When I interact with these conservatives, they say they don’t care about the GOP; what they care about are conservative ideas.

They’re right not to assign special glory or power to a political organization and to hold ideas above party. But here’s the condundrum: There is only one electoral vehicle for conservative ideas in the United States-- the Republican Party.

It’s one thing to refuse to waste your time buffing and polishing the vehicle so that it looks nice and pretty; that’s what political hacks do, and ideologues have every right to disdain such frippery.

But if, in the guise of making the vehicle function better, you muck up the engine, smash the windshield, put the wrong tires on it and pour antifreeze in the gas tank, you are impeding its forward movement. You’re ruining it, not repairing it.

It may not have been a very good vehicle in the first place, and you may think it couldn’t drive worse, but oh man, could it ever. And it’s the only one you’ve got.
So could there possibly be a better time for Republicans to try to rally the nation around them with a full scale war? Remember when war criminals like Wolfowitz, Rumsfield, Bush, Bolton and Cheney were planting sentiments like everyone wants to go to Baghdad. Real men want to go to Tehran. One real man-- albeit a notorious closet case-- who never got over it is Arizona's most extreme right congressman, crazed little Trent Franks. Wednesday, Foreign Policy gave the bloodthirsty crackpot and his new bill the spotlight:
A new bill authorizing a U.S. military strike against Iran is set to drop in Congress on Thursday-- just days after leaders in Washington and Tehran began talking openly after three decades of silence.

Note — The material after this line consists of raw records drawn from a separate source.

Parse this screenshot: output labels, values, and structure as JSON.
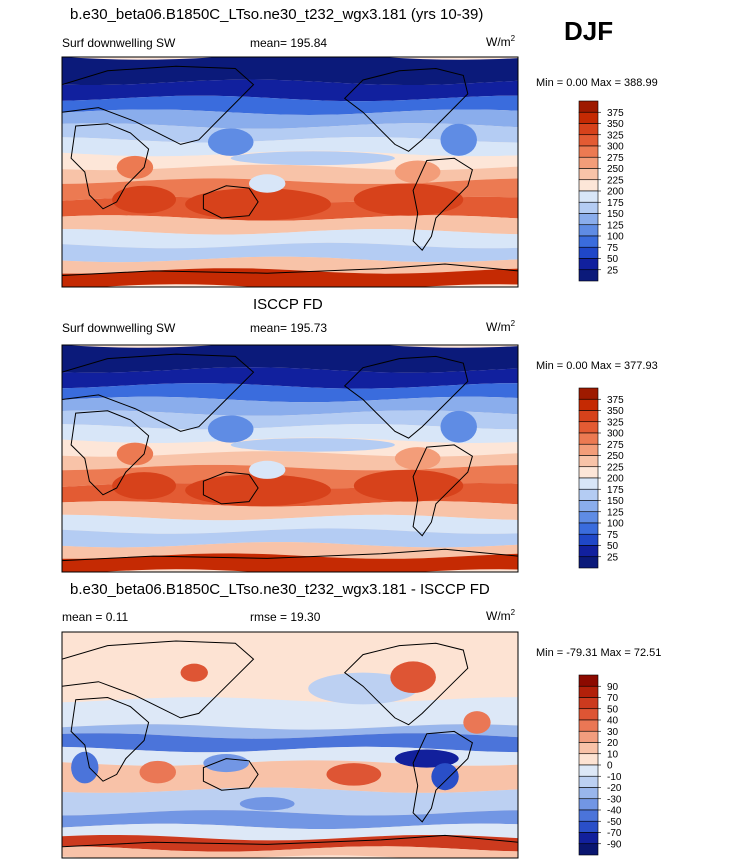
{
  "page_title": "DJF",
  "chart_data": [
    {
      "type": "heatmap",
      "title": "b.e30_beta06.B1850C_LTso.ne30_t232_wgx3.181 (yrs 10-39)",
      "left_label": "Surf downwelling SW",
      "center_label": "mean= 195.84",
      "unit_base": "W/m",
      "unit_sup": "2",
      "minmax": "Min =   0.00 Max = 388.99",
      "levels": [
        "375",
        "350",
        "325",
        "300",
        "275",
        "250",
        "225",
        "200",
        "175",
        "150",
        "125",
        "100",
        "75",
        "50",
        "25"
      ],
      "colors": [
        "#9e1a00",
        "#c52a03",
        "#d7421b",
        "#e35b33",
        "#ec7a52",
        "#f39d79",
        "#f8c3a8",
        "#fde6d8",
        "#d8e6f8",
        "#b4ccf3",
        "#8aadec",
        "#5f8ce4",
        "#3a6cdd",
        "#1f47c8",
        "#11209e",
        "#0b1a7a"
      ],
      "map_kind": "absolute"
    },
    {
      "type": "heatmap",
      "title": "ISCCP FD",
      "left_label": "Surf downwelling SW",
      "center_label": "mean= 195.73",
      "unit_base": "W/m",
      "unit_sup": "2",
      "minmax": "Min =   0.00 Max = 377.93",
      "levels": [
        "375",
        "350",
        "325",
        "300",
        "275",
        "250",
        "225",
        "200",
        "175",
        "150",
        "125",
        "100",
        "75",
        "50",
        "25"
      ],
      "colors": [
        "#9e1a00",
        "#c52a03",
        "#d7421b",
        "#e35b33",
        "#ec7a52",
        "#f39d79",
        "#f8c3a8",
        "#fde6d8",
        "#d8e6f8",
        "#b4ccf3",
        "#8aadec",
        "#5f8ce4",
        "#3a6cdd",
        "#1f47c8",
        "#11209e",
        "#0b1a7a"
      ],
      "map_kind": "absolute"
    },
    {
      "type": "heatmap",
      "title": "b.e30_beta06.B1850C_LTso.ne30_t232_wgx3.181 - ISCCP FD",
      "left_label": "mean =   0.11",
      "center_label": "rmse =  19.30",
      "unit_base": "W/m",
      "unit_sup": "2",
      "minmax": "Min = -79.31 Max =  72.51",
      "levels": [
        "90",
        "70",
        "50",
        "40",
        "30",
        "20",
        "10",
        "0",
        "-10",
        "-20",
        "-30",
        "-40",
        "-50",
        "-70",
        "-90"
      ],
      "colors": [
        "#8c0a00",
        "#b2200a",
        "#cc3a1e",
        "#de5534",
        "#ea7755",
        "#f29d7e",
        "#f8c2a8",
        "#fde3d3",
        "#dde8f7",
        "#bcd0f2",
        "#99b6ec",
        "#7296e4",
        "#4b74da",
        "#2a4fc8",
        "#12209c",
        "#0a1670"
      ],
      "map_kind": "difference"
    }
  ]
}
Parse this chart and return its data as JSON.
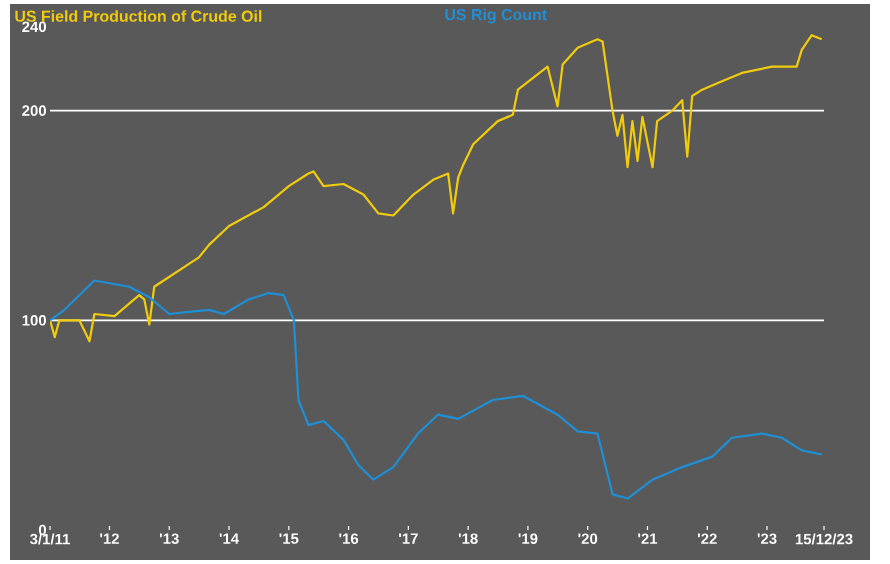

The bill, sponsored by Rep. Trent Franks (R-AZ), is currently being shopped around to various House offices this week in search of a co-sponsor, The Cable has learned. Besides providing President Obama with "all options" to prevent Iran from obtaining a nuclear weapons capability, the bill ticks off a list of grievances with the Islamic state dating back 30 years on everything from verbal threats to nuclear enrichment violations.

"Since at least the late 1980s, Iran has engaged in a sustained and well-documented pattern of illicit and deceptive activities to acquire a nuclear weapons capability and has provided weapons, training, funding, and direction to terrorist groups," reads the bill.

The hawkish legislation, which essentially hands the president the full-force of the U.S. military if negotiations fail, comes just one week before Tehran sits down with six major powers in Geneva to discuss its nuclear program. For some foreign policy observers on the Hill, it threatens to spoil the already-delicate negotiations.

"It's hard to imagine a more counterproductive effort to slow the development of Iran's nuclear program-- especially when sanctions have succeeded in bringing the Iranians back to the negotiating table," a Congressional aide tells The Cable. "This attempt to legislate the use of force in Iran is so far out of the mainstream that it makes Netanyahu look like a bleeding heart peacenik in comparison."

Rebuffing critics, Franks insists now is the perfect time to hand Obama the keys to the military. "There's never been a more important time to make sure that any negotiations are backed up by a credible military capability," he told The Cable. "Iran has watched the United States allow redline after redline pass and has played rope-a-dope with the United States to the extent that they're on the cusp of being able to become a nuclear armed nation in potentially months."

Ahead of next week's talks, Iran's newly-elected President Hassan Rouhani has made a series of friendly overtures with the West, including everything from pledging to never develop nuclear weapons to writing Obama letters to mentioning Israel by name -- all of which culminated in a historic phone call with President Obama last month. But no one thinks coming to an agreement on Iran's nuclear program is going to be easy.
Meanwhile, yet another GOP closet case obsessed with war and gore, Lindsey Graham (R-SC), is crafting a similar bill for the Senate to reject. What exactly are these Republican closet cases so scared about that makes them need to prove something-- something dark and ugly-- to the American people? Doesn't the congressional health care plan include psychiatric services?